DIASPORA—Over the course of July we’ll be publishing short profiles, essays and interviews on the theme of “Afrofutures.” Together these stories will be a deep dive into the way African and diaspora thinkers, technologists and artists view a future for Africans in the world and outside of it.
Take a look at our introduction to Afrofuturism here.
Throughout this month, we’ll also highlight and celebrate young, leading talents who already put into practice what a future with black people look like through their work in our daily profile series, ‘NextGen.’
In our ninth edition, meet Kenyan artist, Isaiah Wakoli.
We’ve featured several artists in the NextGen series who use graphic design, photography and visual art to stimulate our eyes and transport our minds to foreign worlds. Every artist has a unique style and perspective that inspires us to view our tangible world more critically and creatively. But Kenyan artist Isaiah Wakoli actually does see the world differently than some of us do, and it accents his vibrant, boisterous art: he has a rare gift called color synesthesia.
“I’m inspired by color, light and human behavior,” Wakoli says via email. “I have this rare condition called color synesthesia. I love color. I always try to associate moods and feelings with different colors. I love light, how it can fall on one thing and give it a certain character and yet again fall differently on the same object and give it a different character.

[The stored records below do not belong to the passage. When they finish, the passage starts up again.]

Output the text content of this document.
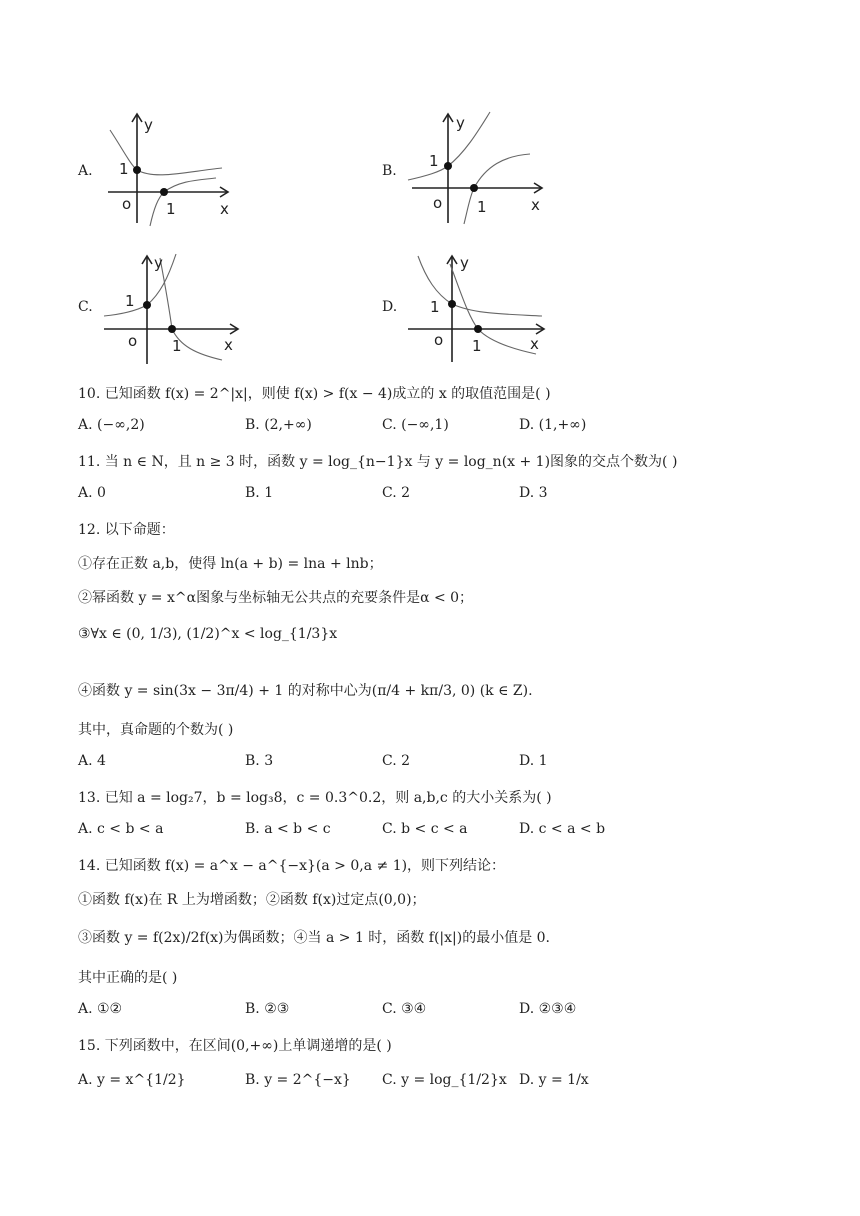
A.
y
x
1
1
o
B.
y
x
1
1
o
C.
y
x
1
1
o
D.
y
x
1
1
o
10. 已知函数 f(x) = 2^|x|，则使 f(x) > f(x − 4)成立的 x 的取值范围是( )
A. (−∞,2)	B. (2,+∞)	C. (−∞,1)	D. (1,+∞)
11. 当 n ∈ N，且 n ≥ 3 时，函数 y = log_{n−1}x 与 y = log_n(x + 1)图象的交点个数为( )
A. 0	B. 1	C. 2	D. 3
12. 以下命题：
①存在正数 a,b，使得 ln(a + b) = lna + lnb；
②幂函数 y = x^α图象与坐标轴无公共点的充要条件是α < 0；
③∀x ∈ (0, 1/3), (1/2)^x < log_{1/3}x
④函数 y = sin(3x − 3π/4) + 1 的对称中心为(π/4 + kπ/3, 0) (k ∈ Z).
其中，真命题的个数为( )
A. 4	B. 3	C. 2	D. 1
13. 已知 a = log₂7，b = log₃8，c = 0.3^0.2，则 a,b,c 的大小关系为( )
A. c < b < a	B. a < b < c	C. b < c < a	D. c < a < b
14. 已知函数 f(x) = a^x − a^{−x}(a > 0,a ≠ 1)，则下列结论：
①函数 f(x)在 R 上为增函数；②函数 f(x)过定点(0,0)；
③函数 y = f(2x)/2f(x)为偶函数；④当 a > 1 时，函数 f(|x|)的最小值是 0.
其中正确的是( )
A. ①②	B. ②③	C. ③④	D. ②③④
15. 下列函数中，在区间(0,+∞)上单调递增的是( )
A. y = x^{1/2}	B. y = 2^{−x} C. y = log_{1/2}x D. y = 1/x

Synesthesia is a “union of the senses” or the rare ability to associate two or more senses with one another: such as seeing colors when tasting food or hearing music, or viewing letters and numbers as people, with actual personalities, moods and more. For some time, synesthesia was believed to be a mental dysfunction, or a philosophical topic that questions creativity and consciousness, but now more researchers are striving to understand it deeply, and synesthetes are welcomed to express their sensual experiences.
Wakoli’s art, which is saturated in rich, bold hues and shades, imagines people on lonely planets, morphing into nature or exposing a subtle, introspective side of humanity. “Human behavior has also been interesting to look at (in my work)—how everyone is quite unique in their own way,” he says. “How their culture is a big part of their lives, and what happens when their culture crosses paths with a different one.” Perhaps the key to understanding nature, human behavior and the wonder of color, is in the synesthete’s ability to unite one sense with another.